A University employee walking through the Chemistry Building on early Monday morning reported that she saw a man pointing a gun at her. She walked away and returned a few minutes later, and the man was gone. Whenever an incident occurs on campus that involves a potentially armed person, the University’s Department of Public Safety has a responsibility to immediately inform students of the situation using the emergency alert system. Some students instantly received text messages or phone calls from DPS, but many students weren’t informed of the event until the next day. DPS needs to ensure that there is a unified emergency response to all students when a dangerous situation occurs.

According to an April 4 Daily article, DPS spokeswoman Diane Brown chose not to send a crime alert via e-mail because police were nearing an “all clear” of the situation. However, at 1 a.m. on Monday, an emergency alert was sent via text message. Another text message alert was sent at 1:25 a.m. that informed recipients the situation was “all clear.” Students who had previously signed up for the text messaging service were alerted of the potential danger, but students who were not had no idea. A mass e-mail was finally sent at 10:30 a.m. on Monday that notified all students of the recent events.
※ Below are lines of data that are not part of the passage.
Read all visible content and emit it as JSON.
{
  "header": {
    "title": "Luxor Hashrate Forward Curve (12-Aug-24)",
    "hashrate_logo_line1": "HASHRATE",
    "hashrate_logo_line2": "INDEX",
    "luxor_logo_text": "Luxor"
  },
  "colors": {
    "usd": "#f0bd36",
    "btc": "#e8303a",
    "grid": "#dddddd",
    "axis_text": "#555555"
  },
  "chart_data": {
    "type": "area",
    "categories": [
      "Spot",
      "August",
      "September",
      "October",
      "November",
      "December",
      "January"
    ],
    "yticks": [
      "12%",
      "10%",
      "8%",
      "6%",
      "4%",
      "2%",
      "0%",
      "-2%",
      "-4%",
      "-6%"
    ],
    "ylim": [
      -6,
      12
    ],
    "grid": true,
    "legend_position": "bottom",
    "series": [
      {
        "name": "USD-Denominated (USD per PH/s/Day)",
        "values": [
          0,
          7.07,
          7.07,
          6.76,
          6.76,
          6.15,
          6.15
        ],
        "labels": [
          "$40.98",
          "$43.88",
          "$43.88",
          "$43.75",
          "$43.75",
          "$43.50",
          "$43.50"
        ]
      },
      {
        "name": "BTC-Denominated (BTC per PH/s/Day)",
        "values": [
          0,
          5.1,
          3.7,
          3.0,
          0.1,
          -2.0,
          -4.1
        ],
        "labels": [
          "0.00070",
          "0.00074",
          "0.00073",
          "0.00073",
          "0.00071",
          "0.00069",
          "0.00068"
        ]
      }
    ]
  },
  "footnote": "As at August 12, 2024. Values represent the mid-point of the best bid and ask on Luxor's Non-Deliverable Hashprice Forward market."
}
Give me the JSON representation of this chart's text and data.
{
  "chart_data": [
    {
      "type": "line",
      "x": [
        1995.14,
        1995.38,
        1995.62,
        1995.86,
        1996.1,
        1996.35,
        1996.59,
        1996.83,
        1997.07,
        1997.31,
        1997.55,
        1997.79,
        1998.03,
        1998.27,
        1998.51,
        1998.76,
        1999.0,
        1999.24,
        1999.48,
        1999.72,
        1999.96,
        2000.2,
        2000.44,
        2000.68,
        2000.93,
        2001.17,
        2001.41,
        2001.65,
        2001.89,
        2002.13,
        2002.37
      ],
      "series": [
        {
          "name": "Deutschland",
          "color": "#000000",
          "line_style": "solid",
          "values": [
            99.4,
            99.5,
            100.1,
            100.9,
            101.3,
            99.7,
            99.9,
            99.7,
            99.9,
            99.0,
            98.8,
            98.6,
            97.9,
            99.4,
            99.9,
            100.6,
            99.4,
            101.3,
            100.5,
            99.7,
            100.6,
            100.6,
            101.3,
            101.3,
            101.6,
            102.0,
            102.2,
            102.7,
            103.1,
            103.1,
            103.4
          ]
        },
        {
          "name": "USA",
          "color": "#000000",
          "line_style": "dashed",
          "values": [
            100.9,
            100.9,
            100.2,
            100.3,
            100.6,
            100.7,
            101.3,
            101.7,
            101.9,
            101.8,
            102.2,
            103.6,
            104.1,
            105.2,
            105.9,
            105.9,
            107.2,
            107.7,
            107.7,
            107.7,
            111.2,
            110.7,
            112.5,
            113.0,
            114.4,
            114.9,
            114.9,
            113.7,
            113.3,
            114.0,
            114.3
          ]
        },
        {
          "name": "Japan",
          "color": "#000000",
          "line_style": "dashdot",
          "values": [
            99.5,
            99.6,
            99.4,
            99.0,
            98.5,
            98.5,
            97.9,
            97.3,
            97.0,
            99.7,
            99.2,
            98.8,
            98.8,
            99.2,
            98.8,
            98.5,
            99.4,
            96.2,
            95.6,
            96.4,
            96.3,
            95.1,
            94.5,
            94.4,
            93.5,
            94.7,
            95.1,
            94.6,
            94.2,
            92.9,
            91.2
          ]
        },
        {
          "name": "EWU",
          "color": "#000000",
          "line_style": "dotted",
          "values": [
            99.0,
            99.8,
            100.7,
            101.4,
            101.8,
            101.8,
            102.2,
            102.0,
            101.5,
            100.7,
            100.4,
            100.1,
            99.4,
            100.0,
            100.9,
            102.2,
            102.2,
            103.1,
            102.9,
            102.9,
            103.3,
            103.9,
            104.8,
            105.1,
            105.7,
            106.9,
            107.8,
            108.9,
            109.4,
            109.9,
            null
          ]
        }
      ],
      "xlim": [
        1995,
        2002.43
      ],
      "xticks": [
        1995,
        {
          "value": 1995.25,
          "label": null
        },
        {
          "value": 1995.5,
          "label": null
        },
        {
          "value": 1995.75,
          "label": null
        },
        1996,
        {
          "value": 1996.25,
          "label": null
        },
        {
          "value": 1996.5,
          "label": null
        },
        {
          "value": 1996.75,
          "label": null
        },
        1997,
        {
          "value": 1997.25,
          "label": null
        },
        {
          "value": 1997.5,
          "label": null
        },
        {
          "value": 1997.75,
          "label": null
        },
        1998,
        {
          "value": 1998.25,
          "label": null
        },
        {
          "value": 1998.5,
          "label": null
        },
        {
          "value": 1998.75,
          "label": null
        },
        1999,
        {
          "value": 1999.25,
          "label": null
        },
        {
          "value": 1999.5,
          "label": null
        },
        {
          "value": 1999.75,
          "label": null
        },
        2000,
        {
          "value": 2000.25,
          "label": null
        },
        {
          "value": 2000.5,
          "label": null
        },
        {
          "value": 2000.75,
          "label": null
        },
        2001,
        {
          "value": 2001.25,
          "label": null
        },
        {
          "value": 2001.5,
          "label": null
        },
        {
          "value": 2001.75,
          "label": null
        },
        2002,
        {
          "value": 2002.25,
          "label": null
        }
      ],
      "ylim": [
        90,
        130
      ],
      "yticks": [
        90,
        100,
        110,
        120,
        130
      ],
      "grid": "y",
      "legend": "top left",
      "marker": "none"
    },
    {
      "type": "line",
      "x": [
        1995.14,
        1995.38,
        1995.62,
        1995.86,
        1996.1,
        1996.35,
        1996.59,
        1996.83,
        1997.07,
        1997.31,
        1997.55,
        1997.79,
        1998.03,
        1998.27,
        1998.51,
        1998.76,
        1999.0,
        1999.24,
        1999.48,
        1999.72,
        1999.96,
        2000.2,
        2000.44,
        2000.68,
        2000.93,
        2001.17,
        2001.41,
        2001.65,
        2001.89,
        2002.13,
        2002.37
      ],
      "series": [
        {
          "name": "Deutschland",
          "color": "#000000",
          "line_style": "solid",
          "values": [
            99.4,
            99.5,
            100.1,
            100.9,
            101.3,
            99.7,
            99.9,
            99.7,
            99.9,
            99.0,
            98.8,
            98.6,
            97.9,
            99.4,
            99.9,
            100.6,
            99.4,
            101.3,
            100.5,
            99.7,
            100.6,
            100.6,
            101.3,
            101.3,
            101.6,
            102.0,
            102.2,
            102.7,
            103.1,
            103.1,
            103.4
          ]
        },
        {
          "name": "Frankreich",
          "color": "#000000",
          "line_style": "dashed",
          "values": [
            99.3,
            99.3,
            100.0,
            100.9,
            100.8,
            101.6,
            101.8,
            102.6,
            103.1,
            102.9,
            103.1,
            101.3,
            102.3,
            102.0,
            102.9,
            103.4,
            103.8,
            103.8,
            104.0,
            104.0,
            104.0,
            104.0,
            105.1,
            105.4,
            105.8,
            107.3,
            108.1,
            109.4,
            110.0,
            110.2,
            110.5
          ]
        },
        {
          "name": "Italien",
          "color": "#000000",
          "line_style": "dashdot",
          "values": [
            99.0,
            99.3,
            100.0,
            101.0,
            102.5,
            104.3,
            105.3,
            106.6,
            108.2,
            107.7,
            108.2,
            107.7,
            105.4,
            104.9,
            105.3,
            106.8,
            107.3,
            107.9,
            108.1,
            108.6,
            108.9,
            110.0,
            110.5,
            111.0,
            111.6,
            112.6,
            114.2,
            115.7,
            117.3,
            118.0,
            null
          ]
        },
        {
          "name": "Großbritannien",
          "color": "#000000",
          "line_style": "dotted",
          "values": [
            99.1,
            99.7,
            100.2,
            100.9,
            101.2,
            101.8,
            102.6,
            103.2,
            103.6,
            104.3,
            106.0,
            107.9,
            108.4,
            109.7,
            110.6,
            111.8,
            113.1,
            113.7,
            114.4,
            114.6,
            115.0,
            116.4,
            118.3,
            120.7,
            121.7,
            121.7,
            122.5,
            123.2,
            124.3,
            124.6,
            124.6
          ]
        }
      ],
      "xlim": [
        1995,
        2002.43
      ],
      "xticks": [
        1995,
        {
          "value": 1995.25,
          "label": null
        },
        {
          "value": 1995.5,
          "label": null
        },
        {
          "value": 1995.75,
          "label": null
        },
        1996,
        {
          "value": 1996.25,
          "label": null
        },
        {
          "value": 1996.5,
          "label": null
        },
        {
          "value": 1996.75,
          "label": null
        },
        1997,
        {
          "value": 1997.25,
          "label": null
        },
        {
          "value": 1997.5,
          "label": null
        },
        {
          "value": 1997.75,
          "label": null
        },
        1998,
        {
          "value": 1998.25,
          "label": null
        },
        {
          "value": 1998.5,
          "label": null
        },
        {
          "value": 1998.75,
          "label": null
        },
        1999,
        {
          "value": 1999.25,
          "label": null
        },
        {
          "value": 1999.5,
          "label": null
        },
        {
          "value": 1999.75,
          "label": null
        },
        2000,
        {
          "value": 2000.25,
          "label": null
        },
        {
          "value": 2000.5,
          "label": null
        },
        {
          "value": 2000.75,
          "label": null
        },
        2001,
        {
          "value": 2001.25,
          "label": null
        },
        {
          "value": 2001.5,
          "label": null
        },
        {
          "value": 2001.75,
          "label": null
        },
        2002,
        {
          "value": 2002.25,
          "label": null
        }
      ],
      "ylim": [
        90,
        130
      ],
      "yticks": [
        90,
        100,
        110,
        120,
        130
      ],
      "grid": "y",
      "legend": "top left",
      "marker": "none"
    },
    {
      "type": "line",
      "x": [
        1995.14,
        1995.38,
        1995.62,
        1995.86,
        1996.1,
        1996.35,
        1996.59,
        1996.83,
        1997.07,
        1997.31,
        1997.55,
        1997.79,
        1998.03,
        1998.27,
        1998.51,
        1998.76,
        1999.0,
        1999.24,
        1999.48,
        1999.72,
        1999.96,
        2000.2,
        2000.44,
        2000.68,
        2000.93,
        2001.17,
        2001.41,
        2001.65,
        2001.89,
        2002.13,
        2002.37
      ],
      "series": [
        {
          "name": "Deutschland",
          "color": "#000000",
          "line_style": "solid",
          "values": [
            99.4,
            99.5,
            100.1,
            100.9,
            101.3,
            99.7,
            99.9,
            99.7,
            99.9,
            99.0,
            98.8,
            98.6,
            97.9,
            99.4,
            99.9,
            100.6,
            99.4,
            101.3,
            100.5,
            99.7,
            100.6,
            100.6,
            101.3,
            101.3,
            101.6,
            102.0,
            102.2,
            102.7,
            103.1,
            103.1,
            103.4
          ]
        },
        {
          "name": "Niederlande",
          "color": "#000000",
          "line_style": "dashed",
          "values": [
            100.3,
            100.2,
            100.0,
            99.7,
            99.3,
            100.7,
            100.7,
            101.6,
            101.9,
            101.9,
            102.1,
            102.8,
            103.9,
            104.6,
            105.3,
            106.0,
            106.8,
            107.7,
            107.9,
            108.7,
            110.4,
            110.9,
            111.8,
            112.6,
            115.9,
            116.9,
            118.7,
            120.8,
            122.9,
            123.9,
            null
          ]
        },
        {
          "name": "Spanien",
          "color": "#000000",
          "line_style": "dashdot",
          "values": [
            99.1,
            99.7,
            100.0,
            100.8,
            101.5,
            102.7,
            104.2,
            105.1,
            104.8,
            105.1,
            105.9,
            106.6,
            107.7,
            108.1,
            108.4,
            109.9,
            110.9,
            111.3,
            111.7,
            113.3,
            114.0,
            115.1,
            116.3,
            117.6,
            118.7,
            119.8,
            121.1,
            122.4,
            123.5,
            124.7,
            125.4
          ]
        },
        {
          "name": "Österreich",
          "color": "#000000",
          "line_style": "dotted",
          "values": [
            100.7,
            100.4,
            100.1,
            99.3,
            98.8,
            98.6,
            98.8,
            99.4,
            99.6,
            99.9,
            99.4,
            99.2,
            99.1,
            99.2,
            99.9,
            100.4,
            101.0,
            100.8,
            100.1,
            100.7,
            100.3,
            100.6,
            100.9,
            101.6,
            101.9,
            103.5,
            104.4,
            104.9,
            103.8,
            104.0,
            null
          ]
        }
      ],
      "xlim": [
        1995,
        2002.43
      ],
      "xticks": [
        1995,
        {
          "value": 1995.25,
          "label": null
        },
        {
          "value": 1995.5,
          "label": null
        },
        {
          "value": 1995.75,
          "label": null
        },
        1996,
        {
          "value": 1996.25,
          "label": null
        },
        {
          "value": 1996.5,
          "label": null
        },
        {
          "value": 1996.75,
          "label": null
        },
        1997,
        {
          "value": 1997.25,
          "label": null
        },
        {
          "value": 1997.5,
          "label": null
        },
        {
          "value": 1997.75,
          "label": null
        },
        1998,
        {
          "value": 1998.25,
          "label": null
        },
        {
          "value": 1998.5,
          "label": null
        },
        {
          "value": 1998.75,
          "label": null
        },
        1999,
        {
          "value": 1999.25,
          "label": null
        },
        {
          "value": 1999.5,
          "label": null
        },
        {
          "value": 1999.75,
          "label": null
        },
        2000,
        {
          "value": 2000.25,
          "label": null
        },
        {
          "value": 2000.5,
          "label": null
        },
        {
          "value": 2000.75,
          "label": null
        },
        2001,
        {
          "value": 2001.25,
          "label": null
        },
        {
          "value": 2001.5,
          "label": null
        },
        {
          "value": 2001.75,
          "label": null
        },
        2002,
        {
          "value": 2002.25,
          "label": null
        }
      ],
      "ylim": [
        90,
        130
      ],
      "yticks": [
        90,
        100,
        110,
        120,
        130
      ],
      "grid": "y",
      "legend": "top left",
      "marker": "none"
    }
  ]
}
It’s troubling that only some students were informed of a dangerous situation as it was occurring while others received a notification more than nine hours later. All students should have been informed immediately. Whenever a gun may be involved, regardless of the severity of the situation, DPS should inform every University student.

Brown should not have chose to hold off on informing the student body of the alleged gunman until the next morning. Even if the emergency was contained and the situation was nearing an “all clear,” students have a right to know when a dangerous event is occurring on campus. Since the reported gunman was never found, it was a very real possibility that he was still somewhere on campus after the “all clear” was given.

Brown said in the article that police “didn’t have solid enough information at midnight to warrant activating the emergency alert,” primarily because the witness of the crime wasn’t certain if the gun was real. Whether or not the employee saw an actual gun, DPS should have sent a precautionary alert to all students. Their intent to not cause a panic is understandable, but an alert that makes students aware of the scenario and notes that it is not an emergency situation would have been prudent.

It’s not uncommon for students to walk around campus at midnight — the time when the incident occurred. Students need to know about situations like this in order to take extra precautions and be extremely aware of their surroundings. Regardless of how well DPS felt the situation was contained, it had a responsibility to inform the student body of the potentially serious situation.

Students always need to be aware of their surroundings late at night, and even more so if there is a possible crime. Fortunately, no one was hurt as a result of Monday’s incident, but DPS’s failure to properly alert the entire student body was disappointing.